Seit Ende der 70er Jahre ist FF auch Ländersache.[5] Dort gilt das Bestreben durch FF den Standort zu stärken. Z. Z. müssen ca. 200 Mio. Euro Fördermittel in der Region ausgegeben werden.[1][2][4] Diese Vorgabe vermag vielleicht die Wirtschaftskraft einiger regionaler Dienstleistungen kurzfristig beleben, einem Spielfilm hilft dies künstlerisch nicht. Die Filmförderung Hessen hierzu: „Die Projekte sollen einen Bezug zum Land Hessen haben. Der Hessenbezug liegt insbesondere vor, wenn
a) der Antragsteller den Mittelpunkt seines künstlerischen Schaffens in Hessen hat,
b) die Fördermittel überwiegend in Hessen ausgegeben werden,
c) die Thematik des Projekts das Land Hessen zwingend betrifft. Ausnahmen sind u.a. bei gemeinsamen geförderten Projekten im Länderförderverbund möglich.“ Wenn schon in Niedersachsen das Interesse an Hessischem Kino begrenzt ist, warum sollte sich ein Australier dafür begeistern? Diese Politik macht deutlich, dass die Förderanstalten der Länder die Ökonomie ihres Landes über die künstlerischen Interessen der Filmherstellung stellen. Es existiert nur eine Pseudointeresse am Kunstwerk Film bzw. wird damit ahnungslos umgegangen. Die eigentliche Aufmerksamkeit gilt der Belebung der Wirtschaft[1], da man dem Medium Kino nicht traut. Das ist voreingenommen. Der ehrlichere und konsequentere Weg wäre, diesen Effekt mit der Produktion von Spielfilmen zu erzielen, die ihre Kosten einspielen.
Dt. Kinos und Verleiher kämpfen um ihr überleben und müssen Teile ihres Umsatzes abführen.[5] Sie wissen, 90% der Gelder, die sie abführen, dienen der Produktion von als Kinofilme getarnten TV-Filmen oder vom Publikum ignorierten Arthousefilmen. In der Regel werden dt. Filme mit öffentlich-rechtlichen TV-Geldern co- Finanziert. Filme die kaum Kinobesucher haben belegen also nicht selten TV-Plätze. Privat finanzierte Filme ans TV zu verkaufen ist praktisch unmöglich, da die Sender die 100 über sie und die Förderung finanzierten Filme pro Jahr ausstrahlen müssen. Die geförderten Filme bekommen in der Regel auch noch Vertriebsförderung und werden so künstlich in die Kinos gespült. So sorgt man dafür, dass unabhängig finanzierte Produktionen keinen Platz bekommen.

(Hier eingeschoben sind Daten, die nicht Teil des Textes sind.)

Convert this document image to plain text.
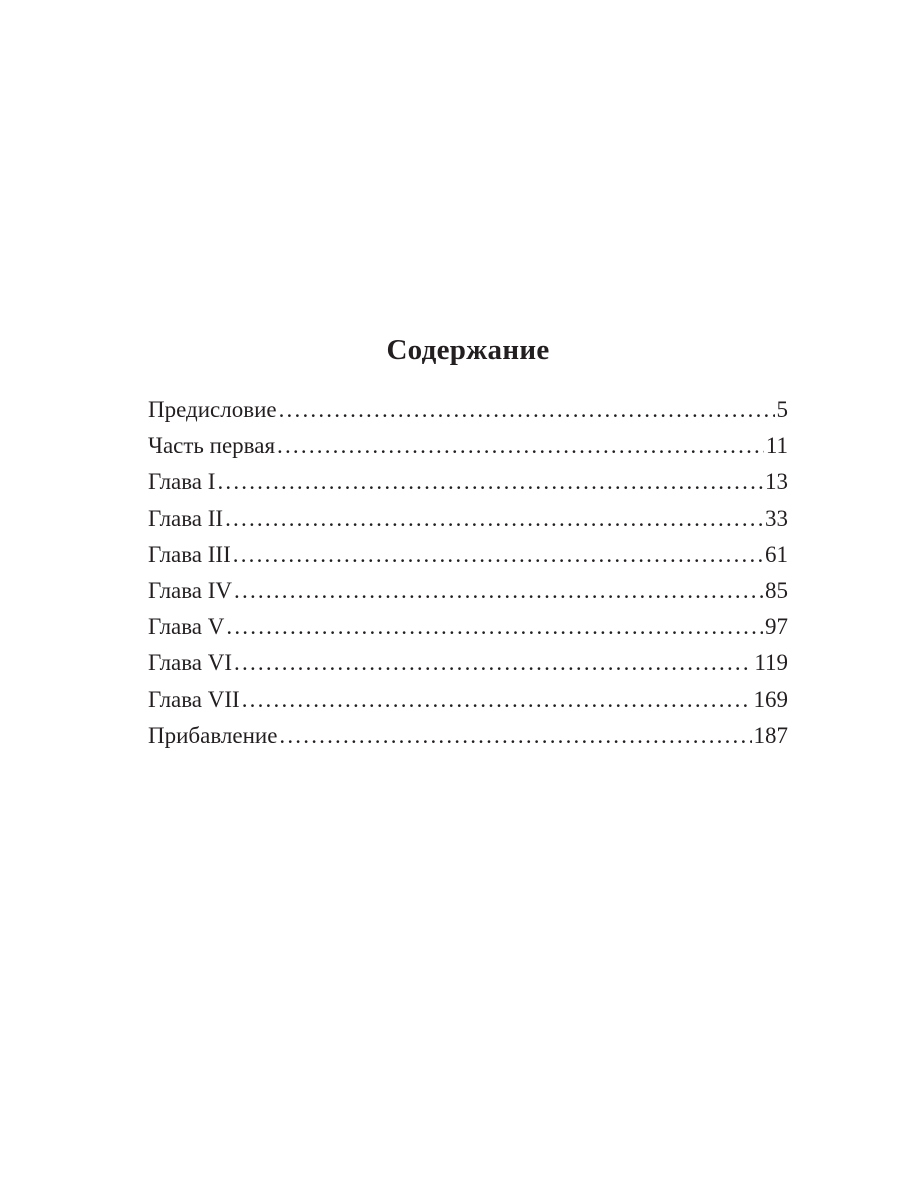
Содержание
Предисловие .....	5
Часть первая .....	11
Глава I .....	13
Глава II .....	33
Глава III .....	61
Глава IV .....	85
Глава V .....	97
Глава VI .....	119
Глава VII .....	169
Прибавление .....	187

Entweder sind die Fördergremien mit dem Zuschauergeschmack überfordert, oder man will ihn nicht ernst nehmen. Wahrscheinlich ist beides. Denn der Zuschauergeschmack wird strikt ignoriert. Was für jede andere Branche lebensnotwendig ist, gilt nicht für den dt. Film. Man orientiert sich in unserem Land nicht am Filmmarkt, um sich mit seinem Produkt besser zu positionieren. Die Förderpolitik lebt den aus den 60ern mittlerweile mumifizierten Traum, dass sich das Publikum nach dem richten wird was man produziert. Und dass sind entweder Komödien oder es ist belehrend, moralisierend und pädagogisierend. Ein gesellschaftskritischer Kontext ist in einem ernsten deutschen Film meist zwingend. Das Förderkino zeigt oftmals eins zu eins Kopien gesellschaftlicher Missstände (YELLA, BARBARA, HALT AUF FREIER STRECKE, SAME SAME BUT DIFFERENT, GOLD, WAS BLEIBT usw.). Für soviel sozialen Realismus klopft man sich dann auch immer gerne selber auf die politisch korrekten Schultern, vergisst jedoch, dass sich Pädagogik nicht als Stilmittel mit dem Medium Kino verträgt. Federico Landeros, Kameramann: “Kino ist nicht dazu da verstanden zu werden, sondern gefühlt zu werden!”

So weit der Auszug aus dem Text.